Residents were notified of the development in a meeting with hall rector Anna Kenny, director of Residential Life Nathan Elliot and associate vice president of Residential Life Karen Kennedy. The announcement comes just one day after Kennedy informed the Lyons Hall community of their move to Zahm Hall to accommodate a major renovation.
Howard Hall’s president, Athena Westland, said residents cheered and cried after the announcement was made.
The building was established in 1925 as a residence hall for freshmen. In 1987, it was added to the National Register of Historic Places as a contributing building to Notre Dame’s 116-acre historic district. One year later, the dorm was converted from a men’s to a women’s residence hall in accordance with a University plan to admit more undergraduate women.
After the meeting, Kennedy sent an email to hall residents to confirm the news. In it, she credited the Residential Master Plan for guiding the University’s decision. She also revealed that the number of residents a building can support plays a role in decisions regarding its future.
“Importantly, it aligns with our ongoing commitment to increase hall capacity to accommodate all current, new, and transfer undergraduate students while also improving equity across residence halls related to student experiences,” she wrote. “At times, this requires making very difficult decisions about the life span of a particular building, while prioritizing the residential communities that are at the heart of a Notre Dame undergraduate education.”
Kennedy specified that the manner in which the building was constructed ruled out the kind of restoration other residence halls had received through the Residential Master Plan.
Howard Hall is the oldest undergraduate residence hall to not receive renovations as part of the plan, which over the past decade has redone Alumni, Badin, Breen-Phillips, Dillon, Sorin and Walsh Halls, and demolished Fisher and Pangborn Halls.

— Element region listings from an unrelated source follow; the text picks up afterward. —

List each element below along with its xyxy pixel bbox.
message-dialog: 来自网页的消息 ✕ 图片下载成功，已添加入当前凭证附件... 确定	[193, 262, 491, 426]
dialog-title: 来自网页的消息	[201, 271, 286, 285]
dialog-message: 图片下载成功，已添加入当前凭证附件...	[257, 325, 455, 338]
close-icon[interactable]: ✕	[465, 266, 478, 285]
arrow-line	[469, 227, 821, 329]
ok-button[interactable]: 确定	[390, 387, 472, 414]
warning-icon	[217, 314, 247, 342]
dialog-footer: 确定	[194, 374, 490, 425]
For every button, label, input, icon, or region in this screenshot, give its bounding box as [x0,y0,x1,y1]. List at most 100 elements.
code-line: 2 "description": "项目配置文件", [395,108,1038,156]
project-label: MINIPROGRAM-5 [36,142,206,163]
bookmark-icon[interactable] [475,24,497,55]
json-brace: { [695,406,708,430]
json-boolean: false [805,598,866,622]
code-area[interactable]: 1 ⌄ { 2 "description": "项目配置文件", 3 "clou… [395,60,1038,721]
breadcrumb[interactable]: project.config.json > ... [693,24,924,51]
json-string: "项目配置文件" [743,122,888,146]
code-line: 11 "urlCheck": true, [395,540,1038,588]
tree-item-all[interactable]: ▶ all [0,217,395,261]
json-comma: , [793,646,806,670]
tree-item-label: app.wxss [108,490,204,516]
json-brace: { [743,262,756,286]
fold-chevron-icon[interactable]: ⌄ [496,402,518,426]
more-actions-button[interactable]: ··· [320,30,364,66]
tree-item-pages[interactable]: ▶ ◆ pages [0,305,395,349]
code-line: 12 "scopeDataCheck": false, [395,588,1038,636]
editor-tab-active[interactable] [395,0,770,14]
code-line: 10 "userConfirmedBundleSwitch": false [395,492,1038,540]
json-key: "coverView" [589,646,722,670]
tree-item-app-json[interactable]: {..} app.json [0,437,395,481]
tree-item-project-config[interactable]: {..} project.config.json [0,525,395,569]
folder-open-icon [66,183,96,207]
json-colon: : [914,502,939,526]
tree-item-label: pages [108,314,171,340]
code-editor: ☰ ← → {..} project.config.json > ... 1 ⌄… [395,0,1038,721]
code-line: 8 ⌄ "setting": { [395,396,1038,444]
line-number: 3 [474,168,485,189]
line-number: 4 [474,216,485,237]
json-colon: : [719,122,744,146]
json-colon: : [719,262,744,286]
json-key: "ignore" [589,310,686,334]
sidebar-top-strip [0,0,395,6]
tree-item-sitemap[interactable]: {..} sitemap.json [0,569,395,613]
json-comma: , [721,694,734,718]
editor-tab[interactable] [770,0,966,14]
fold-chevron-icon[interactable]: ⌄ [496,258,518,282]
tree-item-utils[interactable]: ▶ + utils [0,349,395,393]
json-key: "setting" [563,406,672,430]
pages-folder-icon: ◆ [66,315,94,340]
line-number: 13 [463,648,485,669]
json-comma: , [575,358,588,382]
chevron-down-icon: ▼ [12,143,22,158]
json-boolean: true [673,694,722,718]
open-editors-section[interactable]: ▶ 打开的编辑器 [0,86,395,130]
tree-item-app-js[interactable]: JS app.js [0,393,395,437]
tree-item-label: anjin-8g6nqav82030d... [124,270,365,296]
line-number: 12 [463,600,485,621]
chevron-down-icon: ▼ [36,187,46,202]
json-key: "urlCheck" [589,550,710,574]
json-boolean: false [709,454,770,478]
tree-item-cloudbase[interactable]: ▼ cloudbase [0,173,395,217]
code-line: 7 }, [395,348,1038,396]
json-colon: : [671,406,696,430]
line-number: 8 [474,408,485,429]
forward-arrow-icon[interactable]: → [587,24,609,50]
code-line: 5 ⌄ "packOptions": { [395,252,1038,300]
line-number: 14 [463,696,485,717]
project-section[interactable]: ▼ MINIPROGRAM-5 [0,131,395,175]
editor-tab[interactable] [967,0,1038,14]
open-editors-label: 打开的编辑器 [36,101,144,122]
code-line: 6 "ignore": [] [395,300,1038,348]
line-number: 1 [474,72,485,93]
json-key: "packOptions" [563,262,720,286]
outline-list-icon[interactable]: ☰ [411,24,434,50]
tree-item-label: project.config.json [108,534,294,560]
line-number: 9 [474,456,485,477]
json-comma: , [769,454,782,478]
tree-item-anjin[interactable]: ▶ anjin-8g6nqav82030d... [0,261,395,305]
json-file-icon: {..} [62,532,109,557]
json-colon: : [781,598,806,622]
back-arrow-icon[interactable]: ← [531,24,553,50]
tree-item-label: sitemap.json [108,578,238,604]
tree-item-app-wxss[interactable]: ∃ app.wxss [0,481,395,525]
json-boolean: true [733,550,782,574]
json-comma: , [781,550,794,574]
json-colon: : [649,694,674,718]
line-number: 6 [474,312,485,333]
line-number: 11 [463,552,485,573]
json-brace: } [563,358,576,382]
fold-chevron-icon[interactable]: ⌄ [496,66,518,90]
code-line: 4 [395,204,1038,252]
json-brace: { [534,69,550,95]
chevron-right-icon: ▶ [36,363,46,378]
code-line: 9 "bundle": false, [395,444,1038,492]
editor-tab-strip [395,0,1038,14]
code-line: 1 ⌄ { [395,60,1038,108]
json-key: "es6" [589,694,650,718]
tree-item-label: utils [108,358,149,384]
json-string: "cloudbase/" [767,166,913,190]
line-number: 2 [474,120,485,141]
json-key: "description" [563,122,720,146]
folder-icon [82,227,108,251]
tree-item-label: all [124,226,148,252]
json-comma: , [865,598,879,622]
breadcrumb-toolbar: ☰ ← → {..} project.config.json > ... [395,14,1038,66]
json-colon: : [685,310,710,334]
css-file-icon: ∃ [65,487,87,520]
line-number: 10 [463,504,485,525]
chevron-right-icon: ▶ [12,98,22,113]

The plan was also evoked for Pangborn and Zahm’s transition to “swing dorms” that temporarily housed residents from halls that were undergoing renovations.
The approximately 150 Howard Hall residents will comprise only part of Grojean Hall, which supports a capacity of 275. The building will also be open for “floaters” — students who request to change their residence hall.
“This transition to an entirely new hall is necessary to both meet the housing needs of students and provide sufficient common spaces for community building,” Kennedy wrote.
According to Westland, the new community will support eight residential assistants, more than the four currently employed in Howard Hall.
Kennedy assured residents that the community’s mark on campus would be considered after the move.
“As we prepare for this transition, please rest assured that hall staff, in collaboration with the current Howard community, will decide how to best honor the hall’s legacy,” she wrote.